Certain limitations must be noted to interpret the results of our study. Selection of patients for treatment and assignment of treatment group were not randomized. There are differences in some baseline clinical characteristics between the PrOD and LDV/SOF groups. Therefore, direct comparisons between these 2 groups cannot be made. However, we identified controls for each group based on propensity score matching, which would mitigate the imbalance in such characteristics.

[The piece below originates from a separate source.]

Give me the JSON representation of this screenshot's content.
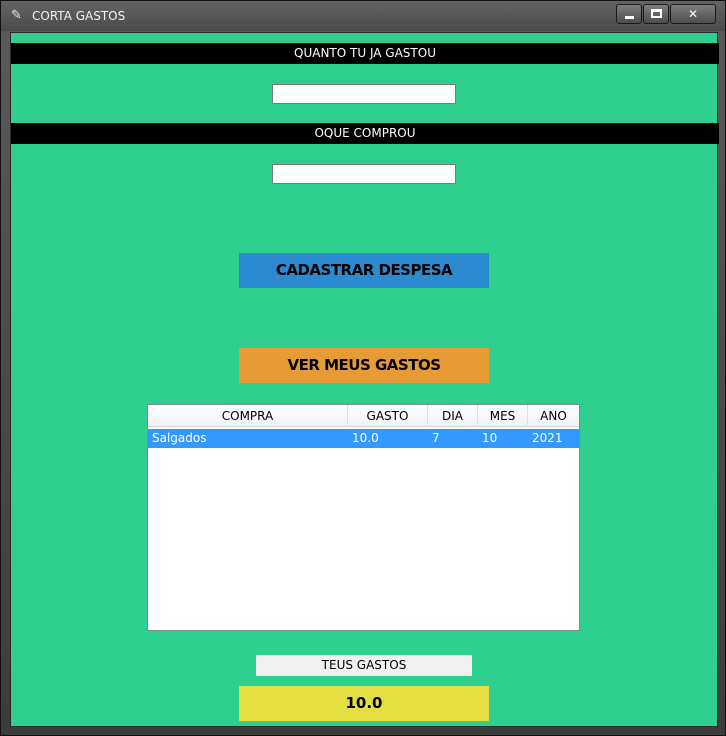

Our study population was predominantly male, and there were no deaths observed in the small number of women who received treatment. Hence, this study cannot be generalized to the entire population.
 
In conclusion, treatment for HCV with either PrOD or LDV/SOF and attainment of SVR are associated with a significant reduction in mortality, a benefit that is seen within the first 18 months of treatment. Benefits of treatment at a population level are expected to be substantial.